Tutto ruota, come uno zaino che uno ha sulla schiena, attorno al l’espressione “senso del dovere” che pare mio papà avesse ereditato dal nonno e lui da suo papà. Se si smanetta sul Web si scopre che dietro questa definizione ci sta un mondo e, come tutto, può essere un bene e un male e gli psicologi ci sguazzano.
In soldoni dovrebbe essere più o meno questo: la capacità di tenere fede agli obblighi presi, assumersi le proprie responsabilità, gestire con cura le attività che si svolgono. Catene niente male da caricarsi e non so davvero se mai sono stato degno di responsabilità così impegnative. Eppure, quel che più mi fa arrabbiare è proprio quando, nel rapporto con gli altri, noto il contrario: vedo non rispettare gli impegni, svicolare dai propri obblighi, esprimere sciatteria in quel che si deve fare. Intendiamoci: è sempre più facile criticare i comportamenti altrui che i propri, ma assicuro che in certi casi in cui sgarro mi vengono inquietanti sensi di colpa.
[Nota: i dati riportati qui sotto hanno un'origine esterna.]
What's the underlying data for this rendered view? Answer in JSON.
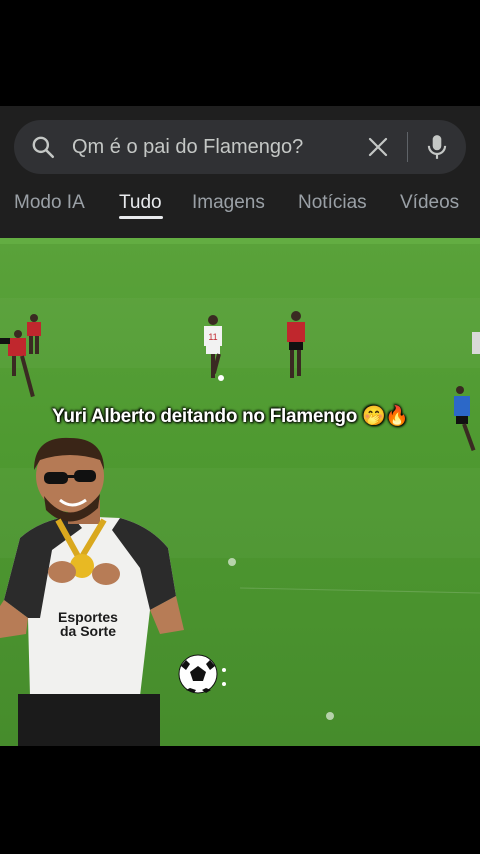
{
  "search": {
    "query": "Qm é o pai do Flamengo?"
  },
  "tabs": [
    {
      "label": "Modo IA"
    },
    {
      "label": "Tudo"
    },
    {
      "label": "Imagens"
    },
    {
      "label": "Notícias"
    },
    {
      "label": "Vídeos"
    }
  ],
  "video": {
    "caption": "Yuri Alberto deitando no Flamengo 🤭🔥"
  },
  "colors": {
    "panel": "#1f1f1f",
    "search_bar": "#303134",
    "pitch": "#4f9a31"
  }
}
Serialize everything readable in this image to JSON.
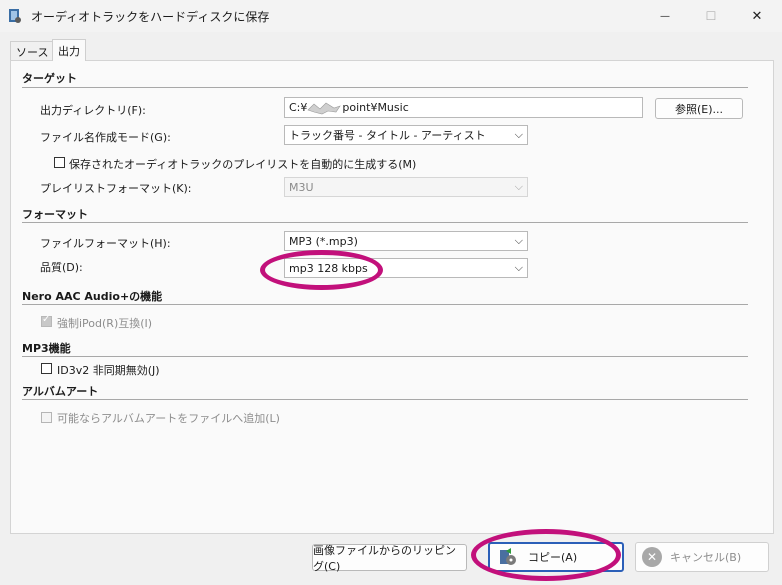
{
  "window": {
    "title": "オーディオトラックをハードディスクに保存",
    "minimize": "—",
    "maximize": "☐",
    "close": "✕"
  },
  "tabs": [
    {
      "label": "ソース"
    },
    {
      "label": "出力"
    }
  ],
  "target": {
    "heading": "ターゲット",
    "output_dir_label": "出力ディレクトリ(F):",
    "output_dir_value_start": "C:¥",
    "output_dir_value_end": "point¥Music",
    "browse_label": "参照(E)...",
    "filename_mode_label": "ファイル名作成モード(G):",
    "filename_mode_value": "トラック番号 - タイトル - アーティスト",
    "playlist_checkbox_label": "保存されたオーディオトラックのプレイリストを自動的に生成する(M)",
    "playlist_format_label": "プレイリストフォーマット(K):",
    "playlist_format_value": "M3U"
  },
  "format": {
    "heading": "フォーマット",
    "file_format_label": "ファイルフォーマット(H):",
    "file_format_value": "MP3 (*.mp3)",
    "quality_label": "品質(D):",
    "quality_value": "mp3 128 kbps"
  },
  "nero_aac": {
    "heading": "Nero AAC Audio+の機能",
    "ipod_label": "強制iPod(R)互換(I)",
    "ipod_checked": true
  },
  "mp3": {
    "heading": "MP3機能",
    "id3_label": "ID3v2 非同期無効(J)",
    "id3_checked": false
  },
  "album_art": {
    "heading": "アルバムアート",
    "add_art_label": "可能ならアルバムアートをファイルへ追加(L)"
  },
  "footer": {
    "rip_from_image_label": "画像ファイルからのリッピング(C)",
    "copy_label": "コピー(A)",
    "cancel_label": "キャンセル(B)"
  },
  "annotation_color": "#c2107b"
}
Tutto ruota in fondo, uscendo dal particolare del proprio modo di essere, in un necessario equilibrio che trovo sempre interessante da esaminare fra diritto e doveri, che dovrebbero essere facce della stessa medaglia. Non ci possono essere diritti se non ci fossero doveri, e viceversa. Norberto Bobbio, politologo e giurista, diceva: ”I nostri diritti non sono altro che i doveri degli altri nei nostri confronti”.
Non mi infilo nella profondità del tema giuridico, che pure è appassionante. Noto nella semplice quotidianità la presenza di moltissimi che hanno perfetta coscienza dei propri diritti, mentre dimostrano una labile contezza dei propri doveri. Lo diceva in maniera ispida la giornalista Oriana Fallaci: “In Italia si parla sempre di Diritti e mai di Doveri. In Italia si finge di ignorare o si ignora che ogni Diritto comporta un Dovere, che chi non compie il proprio dovere non merita alcun diritto”. Questo oblio della reciprocità è quanto mi urta di più e non riesco a rifarmi al salutare esercizio di non indignarmi e così mi trovo con il naso, già imponente per dimensioni, con troppe mosche da scacciare.
Lo faccio, ricordando quel bizzarro politico che fu Winston Churchill: “Un uomo fa quello che deve – nonostante le conseguenze personali, nonostante gli ostacoli e i pericoli e le pressioni – e questo è la base di tutta la moralità umana”.